Непременно должен напомнить читателю, что мне посчастливилось служить в той армии, которая девять лет назад разгромила армию вермахта, в то время сильнейшую в мире. У нас не было неуставных отношений, проще говоря, тюремного мордобоя, как сейчас. Да можно ли называть защитницей своего отечества такую армию, где в мирное время солдаты систематически с озверением истязают и убивают друг друга? Да это же уголовный сброд, подлежащий полному и безжалостному искоренению из нашей жизни, тем более из армии! Недопустимо и позорно им носить военную форму, зваться защитниками своей Родины. Это несмываемый позор для любой армии.
Однако должен признаться, что незадолго до дембеля физрук нашей дивизии, капитан Какабадзе, предлагал мне остаться на сверхсрочную службу физруком полка, но я легкомысленно отказался от его предложения, явно переоценив свои возможности насчёт удачной жизни на гражданке, и впоследствии жалел о своём решении. Да и было о чём мне тогда жалеть.
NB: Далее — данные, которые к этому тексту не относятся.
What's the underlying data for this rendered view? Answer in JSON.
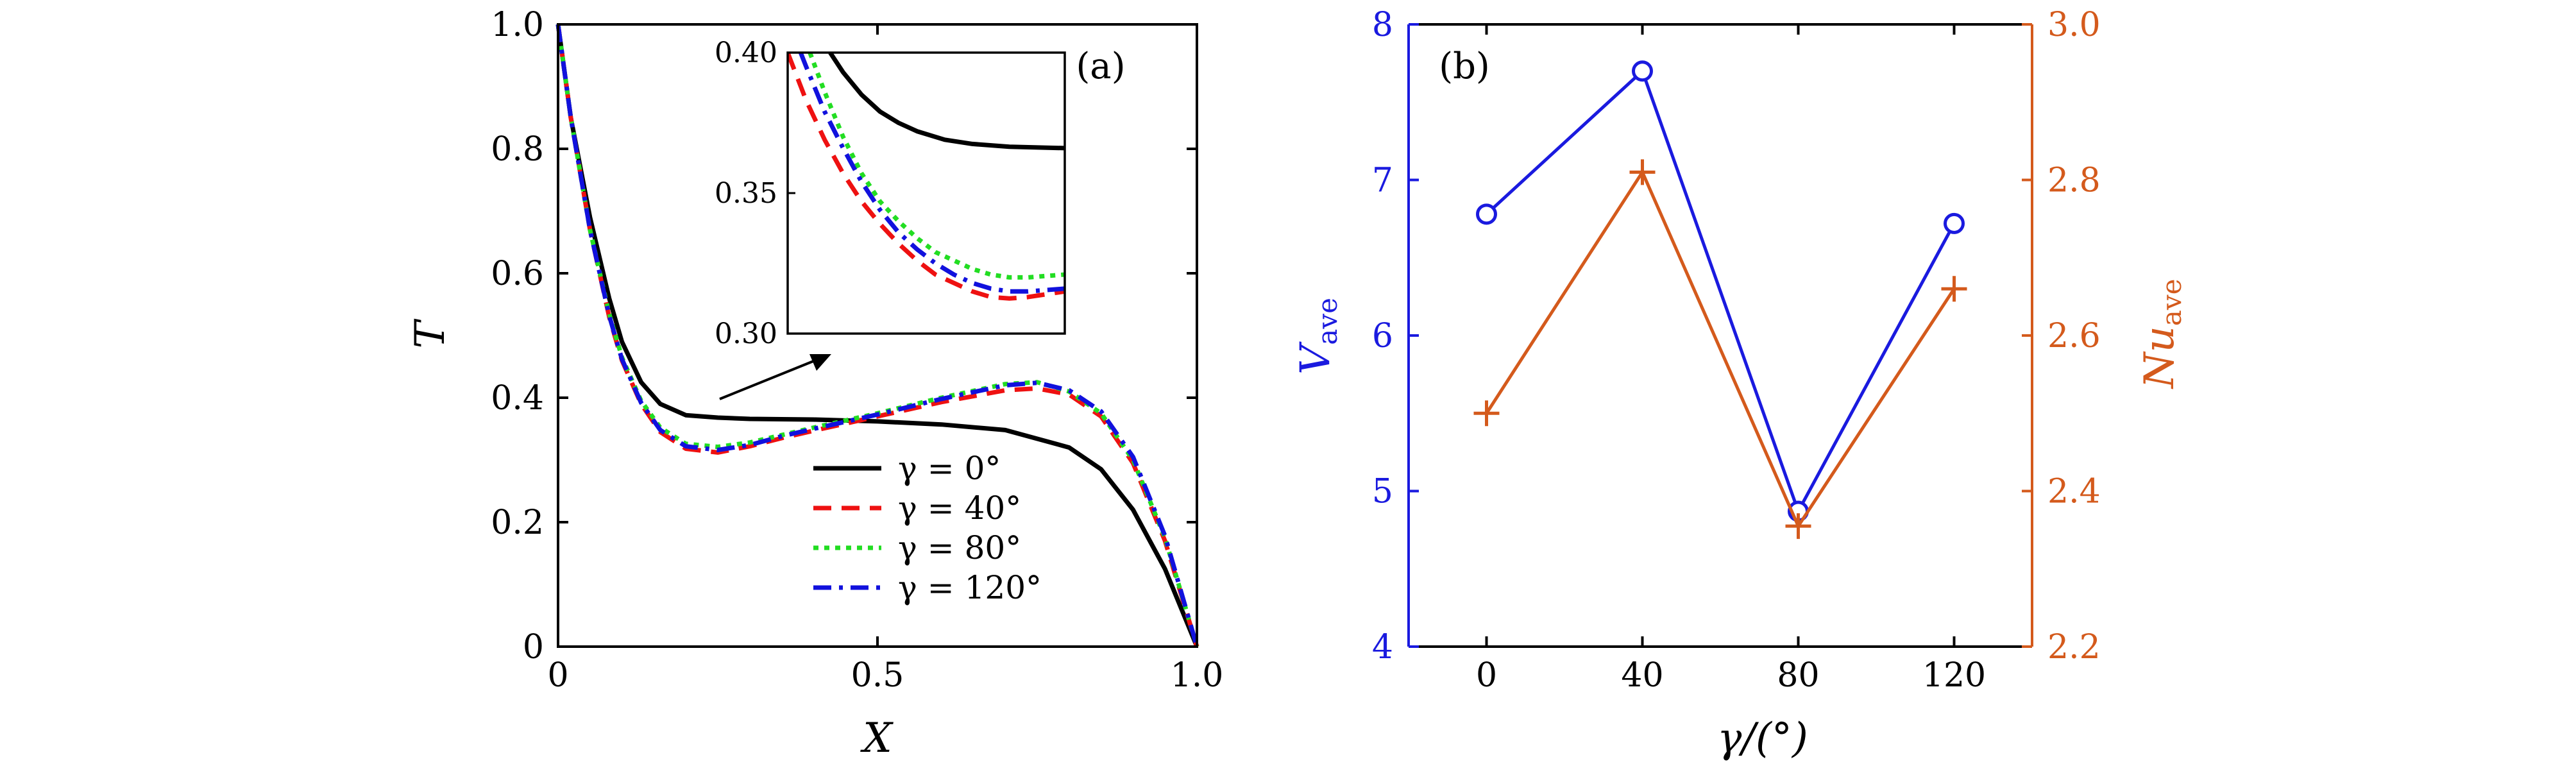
{
  "chart_data": [
    {
      "panel": "(a)",
      "type": "line",
      "xlabel": "X",
      "ylabel": "T",
      "xlim": [
        0,
        1
      ],
      "ylim": [
        0,
        1
      ],
      "x_ticks": [
        0,
        0.5,
        1.0
      ],
      "x_tick_labels": [
        "0",
        "0.5",
        "1.0"
      ],
      "y_ticks": [
        0,
        0.2,
        0.4,
        0.6,
        0.8,
        1.0
      ],
      "y_tick_labels": [
        "0",
        "0.2",
        "0.4",
        "0.6",
        "0.8",
        "1.0"
      ],
      "legend_position": "bottom-right",
      "series": [
        {
          "name": "γ = 0°",
          "color": "#000000",
          "style": "solid",
          "x": [
            0,
            0.02,
            0.05,
            0.08,
            0.1,
            0.13,
            0.16,
            0.2,
            0.25,
            0.3,
            0.4,
            0.5,
            0.6,
            0.7,
            0.8,
            0.85,
            0.9,
            0.95,
            1.0
          ],
          "y": [
            1.0,
            0.85,
            0.69,
            0.56,
            0.49,
            0.425,
            0.39,
            0.372,
            0.368,
            0.366,
            0.365,
            0.362,
            0.357,
            0.348,
            0.32,
            0.285,
            0.22,
            0.125,
            0.0
          ]
        },
        {
          "name": "γ = 40°",
          "color": "#ee1111",
          "style": "dashed",
          "x": [
            0,
            0.02,
            0.05,
            0.08,
            0.1,
            0.13,
            0.16,
            0.2,
            0.25,
            0.3,
            0.35,
            0.4,
            0.5,
            0.6,
            0.7,
            0.75,
            0.8,
            0.85,
            0.9,
            0.95,
            1.0
          ],
          "y": [
            1.0,
            0.85,
            0.67,
            0.53,
            0.46,
            0.39,
            0.345,
            0.318,
            0.312,
            0.322,
            0.335,
            0.347,
            0.37,
            0.393,
            0.412,
            0.415,
            0.405,
            0.37,
            0.295,
            0.17,
            0.0
          ]
        },
        {
          "name": "γ = 80°",
          "color": "#22dd22",
          "style": "dotted",
          "x": [
            0,
            0.02,
            0.05,
            0.08,
            0.1,
            0.13,
            0.16,
            0.2,
            0.25,
            0.3,
            0.35,
            0.4,
            0.5,
            0.6,
            0.7,
            0.75,
            0.8,
            0.85,
            0.9,
            0.95,
            1.0
          ],
          "y": [
            1.0,
            0.85,
            0.67,
            0.535,
            0.465,
            0.395,
            0.352,
            0.326,
            0.321,
            0.328,
            0.34,
            0.352,
            0.375,
            0.4,
            0.422,
            0.425,
            0.41,
            0.375,
            0.3,
            0.175,
            0.0
          ]
        },
        {
          "name": "γ = 120°",
          "color": "#1111dd",
          "style": "dashdot",
          "x": [
            0,
            0.02,
            0.05,
            0.08,
            0.1,
            0.13,
            0.16,
            0.2,
            0.25,
            0.3,
            0.35,
            0.4,
            0.5,
            0.6,
            0.7,
            0.75,
            0.8,
            0.85,
            0.9,
            0.95,
            1.0
          ],
          "y": [
            1.0,
            0.85,
            0.67,
            0.532,
            0.462,
            0.392,
            0.348,
            0.322,
            0.316,
            0.324,
            0.338,
            0.35,
            0.373,
            0.398,
            0.42,
            0.424,
            0.412,
            0.378,
            0.305,
            0.178,
            0.0
          ]
        }
      ],
      "inset": {
        "xlim": [
          0.15,
          0.3
        ],
        "ylim": [
          0.3,
          0.4
        ],
        "y_ticks": [
          0.3,
          0.35,
          0.4
        ],
        "y_tick_labels": [
          "0.30",
          "0.35",
          "0.40"
        ],
        "series": [
          {
            "name": "γ = 0°",
            "x": [
              0.173,
              0.18,
              0.19,
              0.2,
              0.21,
              0.22,
              0.235,
              0.25,
              0.27,
              0.3
            ],
            "y": [
              0.4,
              0.393,
              0.385,
              0.379,
              0.375,
              0.372,
              0.369,
              0.3675,
              0.3665,
              0.366
            ]
          },
          {
            "name": "γ = 40°",
            "x": [
              0.15,
              0.16,
              0.17,
              0.18,
              0.19,
              0.2,
              0.21,
              0.22,
              0.23,
              0.24,
              0.25,
              0.26,
              0.27,
              0.28,
              0.3
            ],
            "y": [
              0.4,
              0.383,
              0.369,
              0.357,
              0.347,
              0.339,
              0.332,
              0.326,
              0.321,
              0.318,
              0.315,
              0.313,
              0.3125,
              0.313,
              0.315
            ]
          },
          {
            "name": "γ = 80°",
            "x": [
              0.162,
              0.17,
              0.18,
              0.19,
              0.2,
              0.21,
              0.22,
              0.23,
              0.24,
              0.25,
              0.26,
              0.27,
              0.28,
              0.3
            ],
            "y": [
              0.4,
              0.386,
              0.37,
              0.357,
              0.347,
              0.34,
              0.334,
              0.329,
              0.326,
              0.323,
              0.321,
              0.32,
              0.32,
              0.321
            ]
          },
          {
            "name": "γ = 120°",
            "x": [
              0.157,
              0.16,
              0.17,
              0.18,
              0.19,
              0.2,
              0.21,
              0.22,
              0.23,
              0.24,
              0.25,
              0.26,
              0.27,
              0.28,
              0.3
            ],
            "y": [
              0.4,
              0.395,
              0.379,
              0.366,
              0.354,
              0.344,
              0.336,
              0.33,
              0.325,
              0.321,
              0.318,
              0.316,
              0.315,
              0.315,
              0.316
            ]
          }
        ]
      }
    },
    {
      "panel": "(b)",
      "type": "line",
      "xlabel": "γ/(°)",
      "categories": [
        0,
        40,
        80,
        120
      ],
      "x_tick_labels": [
        "0",
        "40",
        "80",
        "120"
      ],
      "xlim": [
        -20,
        140
      ],
      "left_axis": {
        "label": "V_ave",
        "label_main": "V",
        "label_sub": "ave",
        "color": "#1a1adf",
        "ylim": [
          4,
          8
        ],
        "ticks": [
          4,
          5,
          6,
          7,
          8
        ],
        "tick_labels": [
          "4",
          "5",
          "6",
          "7",
          "8"
        ]
      },
      "right_axis": {
        "label": "Nu_ave",
        "label_main": "Nu",
        "label_sub": "ave",
        "color": "#d45a1c",
        "ylim": [
          2.2,
          3.0
        ],
        "ticks": [
          2.2,
          2.4,
          2.6,
          2.8,
          3.0
        ],
        "tick_labels": [
          "2.2",
          "2.4",
          "2.6",
          "2.8",
          "3.0"
        ]
      },
      "series": [
        {
          "name": "V_ave",
          "axis": "left",
          "marker": "circle",
          "color": "#1a1adf",
          "values": [
            6.78,
            7.7,
            4.87,
            6.72
          ]
        },
        {
          "name": "Nu_ave",
          "axis": "right",
          "marker": "plus",
          "color": "#d45a1c",
          "values": [
            2.5,
            2.81,
            2.355,
            2.66
          ]
        }
      ]
    }
  ]
}
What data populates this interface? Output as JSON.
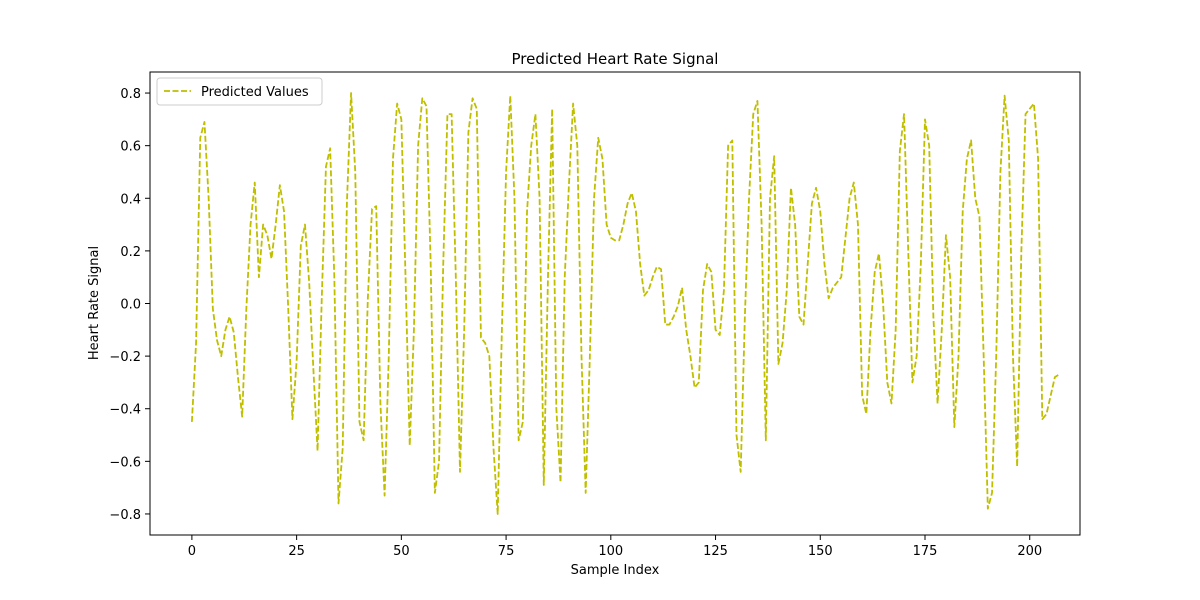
{
  "chart_data": {
    "type": "line",
    "title": "Predicted Heart Rate Signal",
    "xlabel": "Sample Index",
    "ylabel": "Heart Rate Signal",
    "xlim": [
      -10,
      212
    ],
    "ylim": [
      -0.88,
      0.88
    ],
    "xticks": [
      0,
      25,
      50,
      75,
      100,
      125,
      150,
      175,
      200
    ],
    "yticks": [
      -0.8,
      -0.6,
      -0.4,
      -0.2,
      0.0,
      0.2,
      0.4,
      0.6,
      0.8
    ],
    "ytick_labels": [
      "−0.8",
      "−0.6",
      "−0.4",
      "−0.2",
      "0.0",
      "0.2",
      "0.4",
      "0.6",
      "0.8"
    ],
    "grid": false,
    "legend_position": "upper-left",
    "series": [
      {
        "name": "Predicted Values",
        "color": "#bfbf00",
        "linestyle": "dashed",
        "y": [
          -0.45,
          -0.15,
          0.63,
          0.69,
          0.4,
          -0.02,
          -0.14,
          -0.2,
          -0.1,
          -0.05,
          -0.11,
          -0.28,
          -0.43,
          -0.02,
          0.3,
          0.46,
          0.1,
          0.3,
          0.26,
          0.17,
          0.3,
          0.45,
          0.35,
          -0.02,
          -0.44,
          -0.22,
          0.22,
          0.3,
          0.08,
          -0.25,
          -0.56,
          0.02,
          0.52,
          0.59,
          0.1,
          -0.76,
          -0.55,
          0.38,
          0.8,
          0.5,
          -0.45,
          -0.52,
          0.02,
          0.36,
          0.37,
          -0.38,
          -0.73,
          -0.2,
          0.55,
          0.76,
          0.7,
          0.1,
          -0.54,
          -0.1,
          0.6,
          0.78,
          0.75,
          0.15,
          -0.72,
          -0.6,
          0.15,
          0.72,
          0.72,
          0.1,
          -0.64,
          -0.1,
          0.65,
          0.78,
          0.74,
          -0.13,
          -0.15,
          -0.2,
          -0.55,
          -0.8,
          -0.1,
          0.5,
          0.79,
          0.4,
          -0.52,
          -0.45,
          0.35,
          0.6,
          0.72,
          0.4,
          -0.69,
          0.1,
          0.74,
          -0.4,
          -0.68,
          0.1,
          0.45,
          0.76,
          0.6,
          -0.2,
          -0.72,
          -0.2,
          0.4,
          0.63,
          0.55,
          0.3,
          0.25,
          0.24,
          0.24,
          0.3,
          0.38,
          0.42,
          0.35,
          0.15,
          0.03,
          0.05,
          0.1,
          0.14,
          0.13,
          -0.08,
          -0.08,
          -0.05,
          -0.01,
          0.06,
          -0.1,
          -0.2,
          -0.32,
          -0.3,
          0.05,
          0.15,
          0.12,
          -0.1,
          -0.12,
          0.05,
          0.6,
          0.62,
          -0.5,
          -0.64,
          -0.05,
          0.4,
          0.72,
          0.77,
          0.3,
          -0.52,
          0.4,
          0.56,
          -0.23,
          -0.15,
          0.05,
          0.44,
          0.3,
          -0.05,
          -0.08,
          0.15,
          0.38,
          0.44,
          0.35,
          0.15,
          0.02,
          0.06,
          0.08,
          0.1,
          0.25,
          0.4,
          0.46,
          0.3,
          -0.35,
          -0.42,
          -0.1,
          0.12,
          0.19,
          0.0,
          -0.3,
          -0.38,
          -0.1,
          0.58,
          0.72,
          0.2,
          -0.3,
          -0.2,
          0.15,
          0.7,
          0.6,
          -0.05,
          -0.38,
          -0.1,
          0.26,
          0.1,
          -0.47,
          -0.2,
          0.35,
          0.55,
          0.62,
          0.4,
          0.33,
          -0.2,
          -0.78,
          -0.72,
          -0.2,
          0.5,
          0.79,
          0.62,
          -0.2,
          -0.62,
          0.2,
          0.72,
          0.74,
          0.76,
          0.55,
          -0.44,
          -0.42,
          -0.35,
          -0.28,
          -0.27
        ]
      }
    ]
  }
}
Ведь счастье в моей тогдашней жизни было очень редким гостем, и я запоздало укорял себя за упущенные возможности.
И всё-таки надо честно признаться: как бы нам ни было тяжело служить в армии, особенно в первый год, но на гражданке мы пережили многие трудности и закалились, познали, в большинстве своём, нужду и горе военного и послевоенного лихолетья, поэтому без страха и всякого сомнения уходили в армию честно отдать свой воинский долг Родине, отвечали по присяге за её судьбу, как наши отцы.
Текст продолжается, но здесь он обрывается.